Pablo sentía que el techo de su casa se desplomaba al ritmo de la «Obertura de Tannhäuser». Él, acérrimo seguidor de Verdi, llevaba ya demasiado tiempo soportando al Wagner del vecino.
Encaró los escalones que le separaban del piso de encima. A mitad de camino paró para controlar el resuello pero al llegar golpeó el timbre con todas sus fuerzas. Un hombre mayor abrió la puerta con una sonrisa. Pablo lo cogió de los hombros y lo zarandeó violentamente. El vecino, por pura sorpresa, se fue al suelo.
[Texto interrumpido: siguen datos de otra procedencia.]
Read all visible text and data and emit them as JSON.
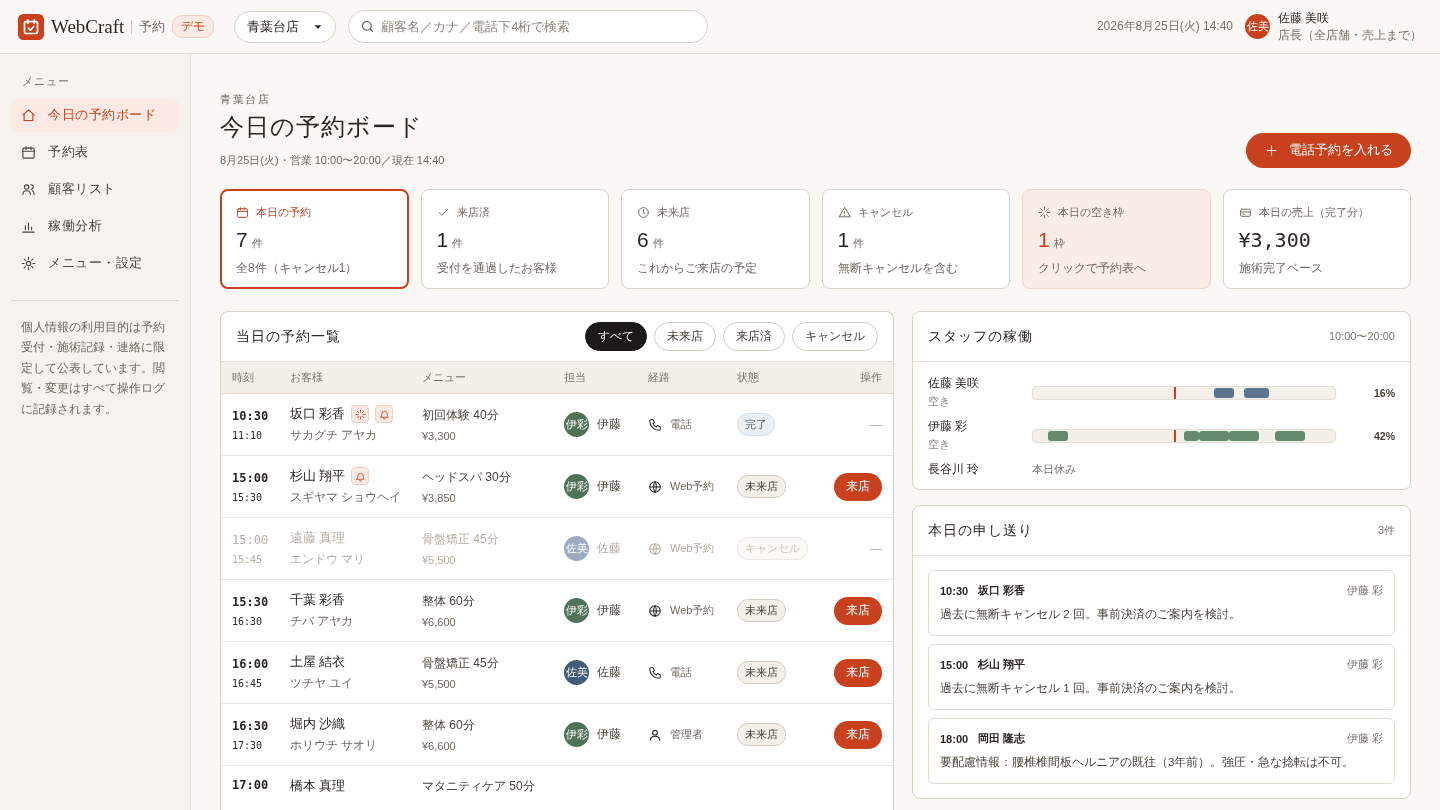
{
  "header": {
    "brand": "WebCraft",
    "product": "予約",
    "badge": "デモ",
    "store_select": "青葉台店",
    "search": {
      "placeholder": "顧客名／カナ／電話下4桁で検索"
    },
    "datetime": "2026年8月25日(火) 14:40",
    "user": {
      "initials": "佐美",
      "name": "佐藤 美咲",
      "role": "店長（全店舗・売上まで）"
    }
  },
  "sidebar": {
    "heading": "メニュー",
    "items": [
      {
        "label": "今日の予約ボード",
        "selected": true
      },
      {
        "label": "予約表",
        "selected": false
      },
      {
        "label": "顧客リスト",
        "selected": false
      },
      {
        "label": "稼働分析",
        "selected": false
      },
      {
        "label": "メニュー・設定",
        "selected": false
      }
    ],
    "note": "個人情報の利用目的は予約受付・施術記録・連絡に限定して公表しています。閲覧・変更はすべて操作ログに記録されます。"
  },
  "page": {
    "store": "青葉台店",
    "title": "今日の予約ボード",
    "subtitle": "8月25日(火)・営業 10:00〜20:00／現在 14:40",
    "primary_button": "電話予約を入れる"
  },
  "stats": [
    {
      "kind": "reservations",
      "label": "本日の予約",
      "value": "7",
      "unit": "件",
      "note": "全8件（キャンセル1）",
      "selected": true
    },
    {
      "kind": "visited",
      "label": "来店済",
      "value": "1",
      "unit": "件",
      "note": "受付を通過したお客様",
      "selected": false
    },
    {
      "kind": "pending",
      "label": "未来店",
      "value": "6",
      "unit": "件",
      "note": "これからご来店の予定",
      "selected": false
    },
    {
      "kind": "cancel",
      "label": "キャンセル",
      "value": "1",
      "unit": "件",
      "note": "無断キャンセルを含む",
      "selected": false
    },
    {
      "kind": "vacancy",
      "label": "本日の空き枠",
      "value": "1",
      "unit": "枠",
      "note": "クリックで予約表へ",
      "selected": false
    },
    {
      "kind": "sales",
      "label": "本日の売上（完了分）",
      "value": "¥3,300",
      "note": "施術完了ベース",
      "selected": false
    }
  ],
  "reservations": {
    "title": "当日の予約一覧",
    "filters": [
      {
        "label": "すべて",
        "selected": true
      },
      {
        "label": "未来店",
        "selected": false
      },
      {
        "label": "来店済",
        "selected": false
      },
      {
        "label": "キャンセル",
        "selected": false
      }
    ],
    "columns": [
      "時刻",
      "お客様",
      "メニュー",
      "担当",
      "経路",
      "状態",
      "操作"
    ],
    "rows": [
      {
        "start": "10:30",
        "end": "11:10",
        "name": "坂口 彩香",
        "kana": "サカグチ アヤカ",
        "care": true,
        "reminder": true,
        "menu": "初回体験 40分",
        "price": "¥3,300",
        "staff": {
          "initials": "伊彩",
          "name": "伊藤",
          "color": "#4e7358"
        },
        "route": {
          "kind": "phone",
          "label": "電話"
        },
        "status": {
          "kind": "done",
          "label": "完了"
        },
        "action": "—"
      },
      {
        "start": "15:00",
        "end": "15:30",
        "name": "杉山 翔平",
        "kana": "スギヤマ ショウヘイ",
        "care": false,
        "reminder": true,
        "menu": "ヘッドスパ 30分",
        "price": "¥3,850",
        "staff": {
          "initials": "伊彩",
          "name": "伊藤",
          "color": "#4e7358"
        },
        "route": {
          "kind": "web",
          "label": "Web予約"
        },
        "status": {
          "kind": "pending",
          "label": "未来店"
        },
        "action": "来店"
      },
      {
        "start": "15:00",
        "end": "15:45",
        "name": "遠藤 真理",
        "kana": "エンドウ マリ",
        "care": false,
        "reminder": false,
        "menu": "骨盤矯正 45分",
        "price": "¥5,500",
        "staff": {
          "initials": "佐美",
          "name": "佐藤",
          "color": "#9aabbd"
        },
        "route": {
          "kind": "web",
          "label": "Web予約"
        },
        "status": {
          "kind": "cancelled",
          "label": "キャンセル"
        },
        "action": "—"
      },
      {
        "start": "15:30",
        "end": "16:30",
        "name": "千葉 彩香",
        "kana": "チバ アヤカ",
        "care": false,
        "reminder": false,
        "menu": "整体 60分",
        "price": "¥6,600",
        "staff": {
          "initials": "伊彩",
          "name": "伊藤",
          "color": "#4e7358"
        },
        "route": {
          "kind": "web",
          "label": "Web予約"
        },
        "status": {
          "kind": "pending",
          "label": "未来店"
        },
        "action": "来店"
      },
      {
        "start": "16:00",
        "end": "16:45",
        "name": "土屋 結衣",
        "kana": "ツチヤ ユイ",
        "care": false,
        "reminder": false,
        "menu": "骨盤矯正 45分",
        "price": "¥5,500",
        "staff": {
          "initials": "佐美",
          "name": "佐藤",
          "color": "#3f5c7a"
        },
        "route": {
          "kind": "phone",
          "label": "電話"
        },
        "status": {
          "kind": "pending",
          "label": "未来店"
        },
        "action": "来店"
      },
      {
        "start": "16:30",
        "end": "17:30",
        "name": "堀内 沙織",
        "kana": "ホリウチ サオリ",
        "care": false,
        "reminder": false,
        "menu": "整体 60分",
        "price": "¥6,600",
        "staff": {
          "initials": "伊彩",
          "name": "伊藤",
          "color": "#4e7358"
        },
        "route": {
          "kind": "admin",
          "label": "管理者"
        },
        "status": {
          "kind": "pending",
          "label": "未来店"
        },
        "action": "来店"
      },
      {
        "kind": "partial",
        "start": "17:00",
        "name": "橋本 真理",
        "care": false,
        "reminder": false,
        "menu": "マタニティケア 50分"
      }
    ]
  },
  "staff_utilization": {
    "title": "スタッフの稼働",
    "hours": "10:00〜20:00",
    "staff": [
      {
        "kind": "working",
        "name": "佐藤 美咲",
        "state": "空き",
        "percent": "16%",
        "color": "#5b7590"
      },
      {
        "kind": "working",
        "name": "伊藤 彩",
        "state": "空き",
        "percent": "42%",
        "color": "#668a6e"
      },
      {
        "kind": "off",
        "name": "長谷川 玲",
        "state": "本日休み"
      }
    ]
  },
  "handover": {
    "title": "本日の申し送り",
    "count": "3件",
    "notes": [
      {
        "time": "10:30",
        "name": "坂口 彩香",
        "staff": "伊藤 彩",
        "text": "過去に無断キャンセル 2 回。事前決済のご案内を検討。"
      },
      {
        "time": "15:00",
        "name": "杉山 翔平",
        "staff": "伊藤 彩",
        "text": "過去に無断キャンセル 1 回。事前決済のご案内を検討。"
      },
      {
        "time": "18:00",
        "name": "岡田 隆志",
        "staff": "伊藤 彩",
        "text": "要配慮情報：腰椎椎間板ヘルニアの既往（3年前）。強圧・急な捻転は不可。"
      }
    ]
  }
}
Asustado, Pablo se retiró escaleras abajo y salió a la calle. Aceleró el paso pero Wagner seguía doblegando sus tímpanos. La música comenzó a extraer recuerdos: las noches de ópera en vinilo, la pasión por Wagner, el amor en el tercer acto…
Violeta, la mujer de Pablo. Hoy hacía tres años de su muerte. Ya no podía escuchar a Wagner. Sintió que sus piernas eran de goma. Se dejó caer y cerró los ojos. En una pausa dramática de la obertura le pareció escuchar a Violeta. Sonrió. Le llamaba.